Highly criticising the roles of the central bank for the last several years, the ABB chairman said the whole banking industry was being destroyed for the last several years and a certain senior officials of the BB should be blamed for such situation.
"We have seen they (the BB officials concerned) were actively supporting various irregularities and non-compliance, which is why the sector today is in a much stressed-out situation," he said.
Asked why the ABB was not vocal against such malpractices, he said there was "no freedom of speech" and the decision-makers in the central bank were so powerful and influential. "Was that BB willing to listen to us?
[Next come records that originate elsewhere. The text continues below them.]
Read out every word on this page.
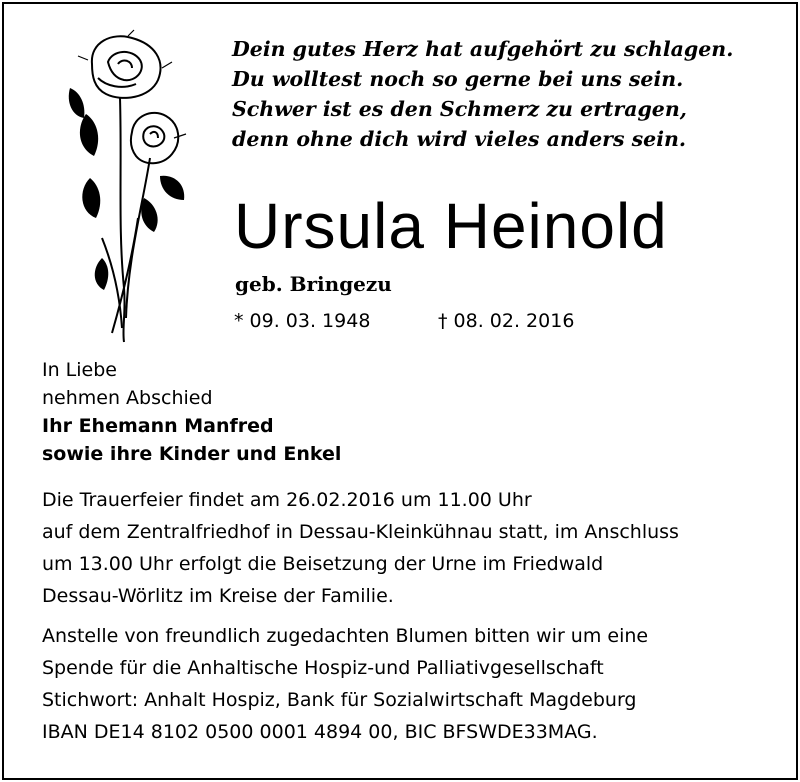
Dein gutes Herz hat aufgehört zu schlagen.
Du wolltest noch so gerne bei uns sein.
Schwer ist es den Schmerz zu ertragen,
denn ohne dich wird vieles anders sein.
Ursula Heinold
geb. Bringezu
* 09. 03. 1948	† 08. 02. 2016
In Liebe
nehmen Abschied
Ihr Ehemann Manfred
sowie ihre Kinder und Enkel
Die Trauerfeier findet am 26.02.2016 um 11.00 Uhr
auf dem Zentralfriedhof in Dessau-Kleinkühnau statt, im Anschluss
um 13.00 Uhr erfolgt die Beisetzung der Urne im Friedwald
Dessau-Wörlitz im Kreise der Familie.
Anstelle von freundlich zugedachten Blumen bitten wir um eine
Spende für die Anhaltische Hospiz-und Palliativgesellschaft
Stichwort: Anhalt Hospiz, Bank für Sozialwirtschaft Magdeburg
IBAN DE14 8102 0500 0001 4894 00, BIC BFSWDE33MAG.
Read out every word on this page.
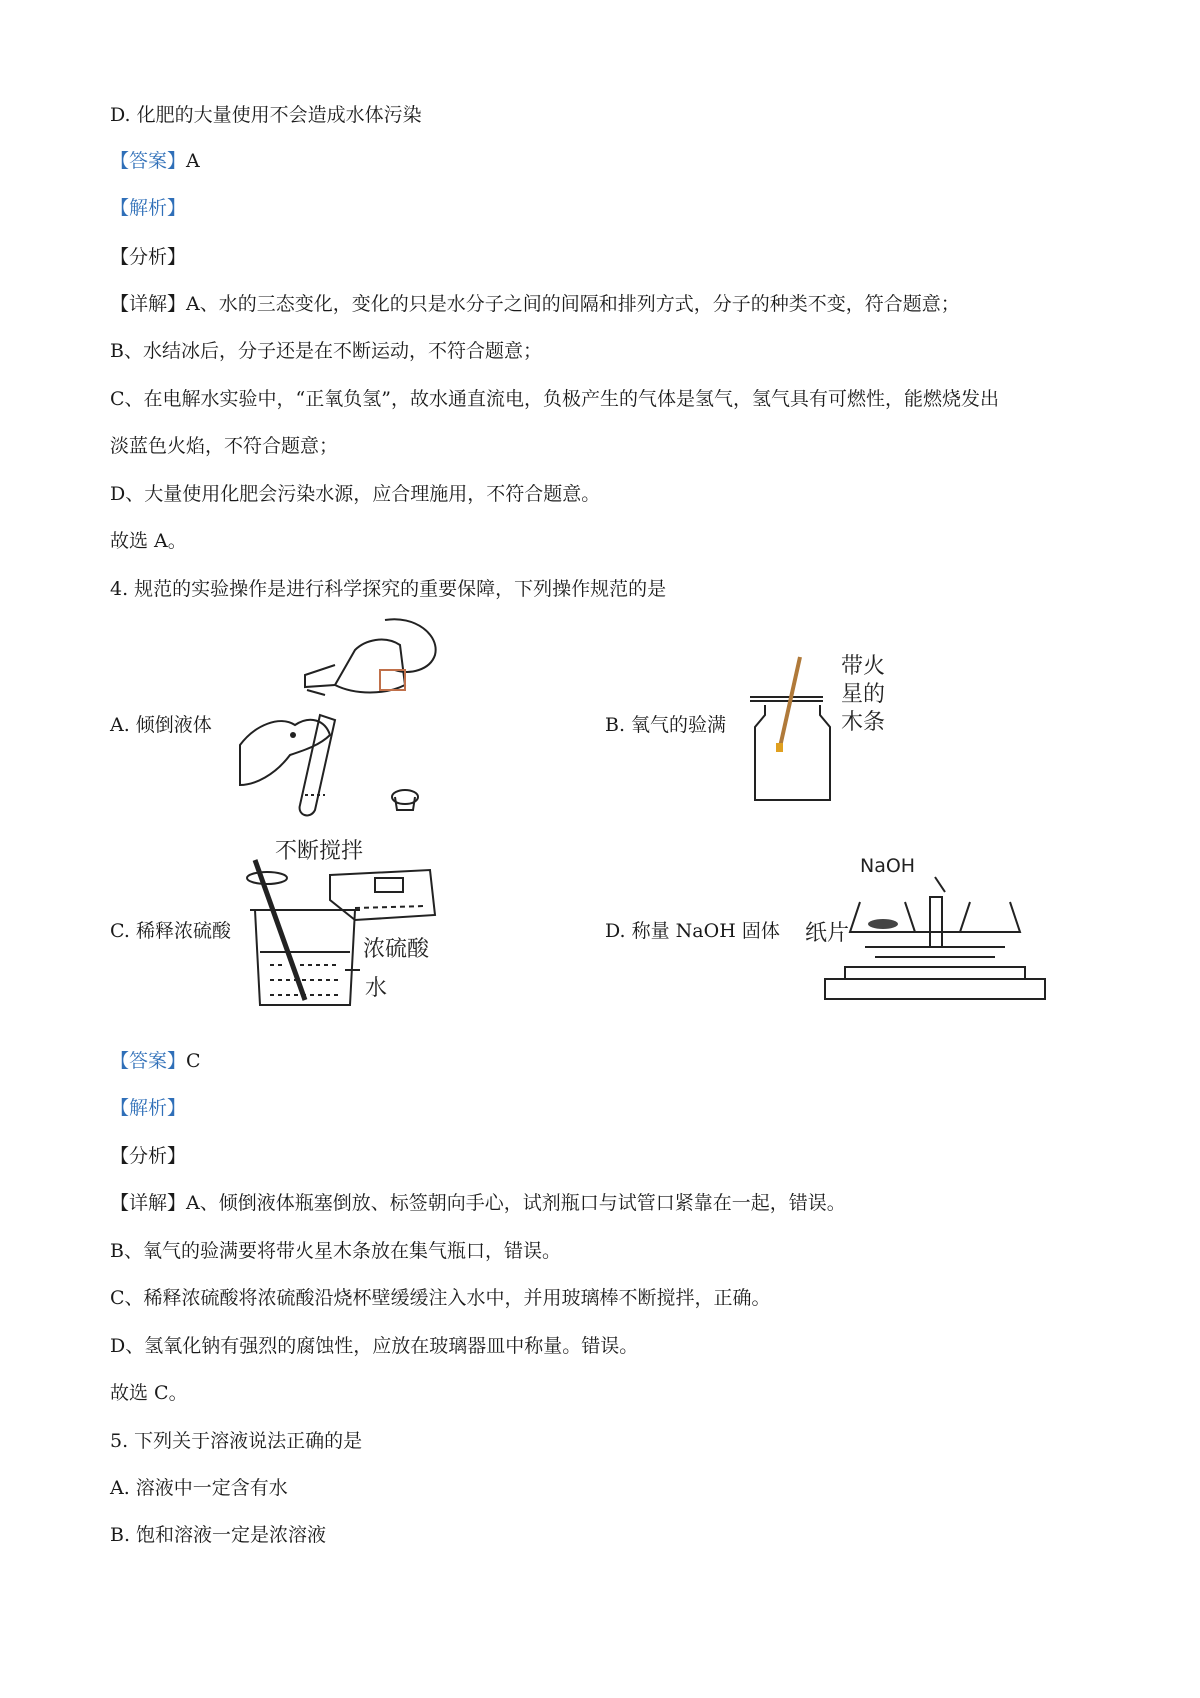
D. 化肥的大量使用不会造成水体污染
【答案】A
【解析】
【分析】
【详解】A、水的三态变化，变化的只是水分子之间的间隔和排列方式，分子的种类不变，符合题意；
B、水结冰后，分子还是在不断运动，不符合题意；
C、在电解水实验中，“正氧负氢”，故水通直流电，负极产生的气体是氢气，氢气具有可燃性，能燃烧发出
淡蓝色火焰，不符合题意；
D、大量使用化肥会污染水源，应合理施用，不符合题意。
故选 A。
4. 规范的实验操作是进行科学探究的重要保障，下列操作规范的是
A. 倾倒液体	B. 氧气的验满
C. 稀释浓硫酸	D. 称量 NaOH 固体
带火
星的
木条
不断搅拌
浓硫酸
水
NaOH
纸片
【答案】C
【解析】
【分析】
【详解】A、倾倒液体瓶塞倒放、标签朝向手心，试剂瓶口与试管口紧靠在一起，错误。
B、氧气的验满要将带火星木条放在集气瓶口，错误。
C、稀释浓硫酸将浓硫酸沿烧杯壁缓缓注入水中，并用玻璃棒不断搅拌，正确。
D、氢氧化钠有强烈的腐蚀性，应放在玻璃器皿中称量。错误。
故选 C。
5. 下列关于溶液说法正确的是
A. 溶液中一定含有水
B. 饱和溶液一定是浓溶液
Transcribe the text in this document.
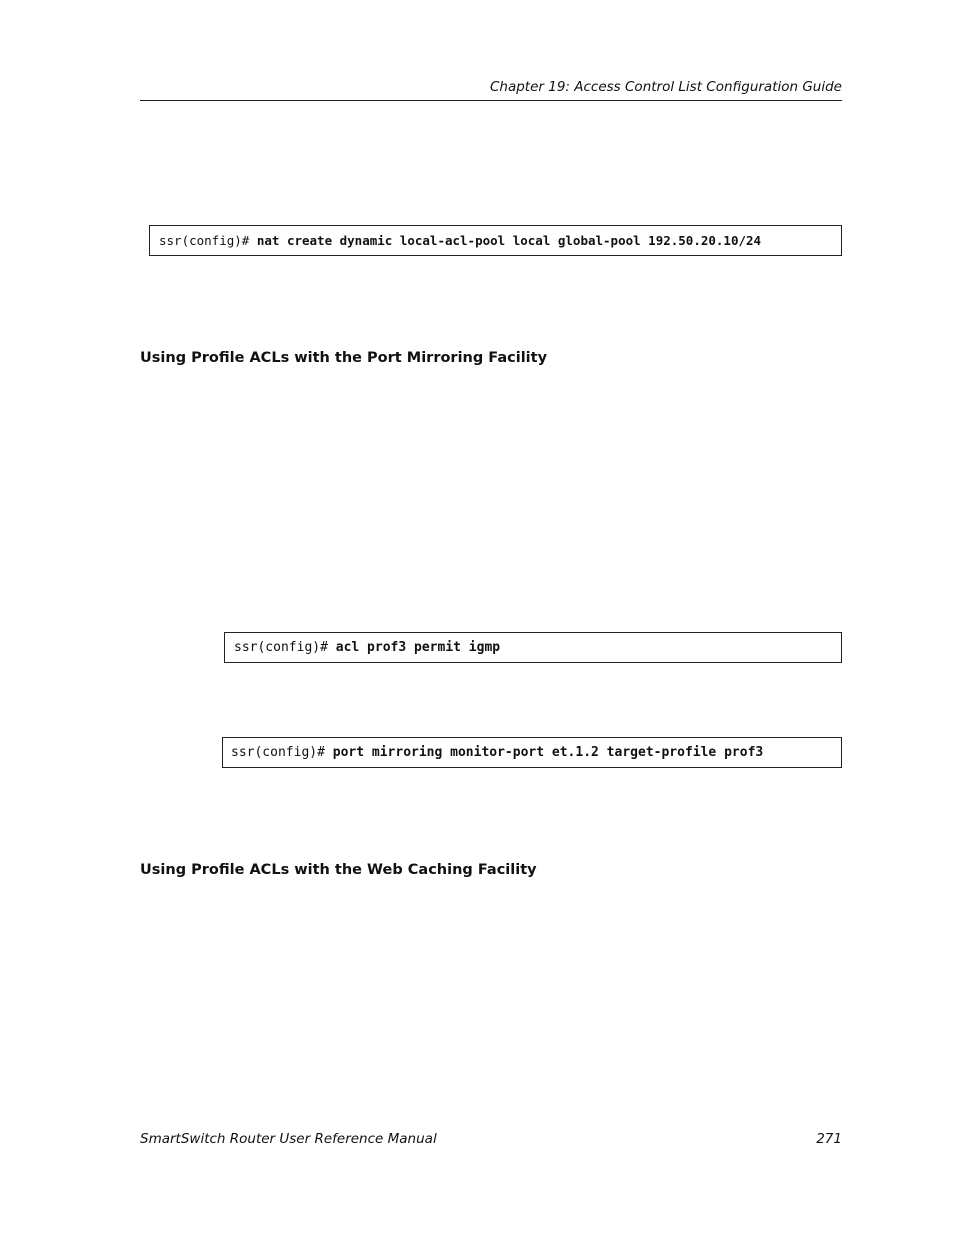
Chapter 19: Access Control List Configuration Guide
ssr(config)# nat create dynamic local-acl-pool local global-pool 192.50.20.10/24
Using Profile ACLs with the Port Mirroring Facility
ssr(config)# acl prof3 permit igmp
ssr(config)# port mirroring monitor-port et.1.2 target-profile prof3
Using Profile ACLs with the Web Caching Facility
SmartSwitch Router User Reference Manual	271
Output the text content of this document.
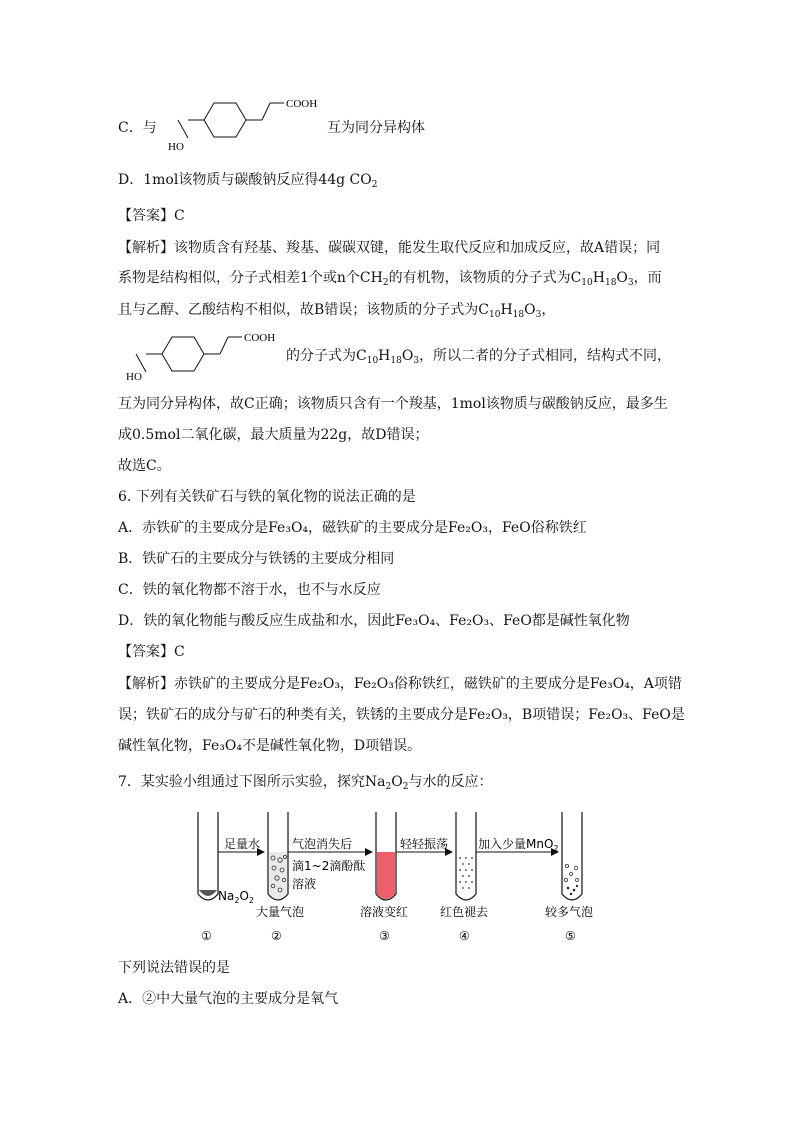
C．与
COOH
HO
互为同分异构体
D．1mol该物质与碳酸钠反应得44g $CO_2$
【答案】C
【解析】该物质含有羟基、羧基、碳碳双键，能发生取代反应和加成反应，故A错误；同
系物是结构相似，分子式相差1个或n个$CH_2$的有机物，该物质的分子式为$C_{10}H_{18}O_3$，而
且与乙醇、乙酸结构不相似，故B错误；该物质的分子式为$C_{10}H_{18}O_3$，
COOH
HO
的分子式为$C_{10}H_{18}O_3$，所以二者的分子式相同，结构式不同，
互为同分异构体，故C正确；该物质只含有一个羧基，1mol该物质与碳酸钠反应，最多生
成0.5mol二氧化碳，最大质量为22g，故D错误；
故选C。
6. 下列有关铁矿石与铁的氧化物的说法正确的是
A．赤铁矿的主要成分是Fe₃O₄，磁铁矿的主要成分是Fe₂O₃，FeO俗称铁红
B．铁矿石的主要成分与铁锈的主要成分相同
C．铁的氧化物都不溶于水，也不与水反应
D．铁的氧化物能与酸反应生成盐和水，因此Fe₃O₄、Fe₂O₃、FeO都是碱性氧化物
【答案】C
【解析】赤铁矿的主要成分是Fe₂O₃，Fe₂O₃俗称铁红，磁铁矿的主要成分是Fe₃O₄，A项错
误；铁矿石的成分与矿石的种类有关，铁锈的主要成分是Fe₂O₃，B项错误；Fe₂O₃、FeO是
碱性氧化物，Fe₃O₄不是碱性氧化物，D项错误。
7．某实验小组通过下图所示实验，探究$Na_2O_2$与水的反应：
$Na_2O_2$
足量水	气泡消失后
滴1~2滴酚酞
溶液
轻轻振荡 加入少量MnO$_2$
大量气泡	溶液变红	红色褪去	较多气泡
①	②	③	④	⑤
下列说法错误的是
A．②中大量气泡的主要成分是氧气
We did not have freedom of expression."
But the most encouraging part of the current BB governor is that he believes in free market and not in too many interventions for smooth functioning of the industry, he said.
About the monetary-policy aspect, he said the governor told them that the contractionary monetary policy will continue in the coming days to contain the higher inflationary regime.
Regarding the widening difference between the policy rate and the rate of government securities instruments, he said the government made a hint that it would lessen the gap through raising the policy rate in phases.
About the foreign-exchange reserves, Mr Hussain, also managing director and chief executive officer of BRAC Bank PLC, said the gross reserves now stood at $20 billion plus, which equals to three and a half months of import bills on average.
In respect to the NPL (non-performing loan) buildup, he said the governor instructed them to pay intensified attention to the cash recovery and asked the bankers to submit their proposals within the shortest possible time to reduce the burden of bad loans.
When his attention was drawn on struggling unconventional banks, the ABB chairman said these kinds of poorly-governed institutions should be allowed to "die" that is happening in the highly regulating markets.
Instead of doing so, the central bank keeps injecting funds into the banks not handled in a compliant way and worsened the situation, according to him.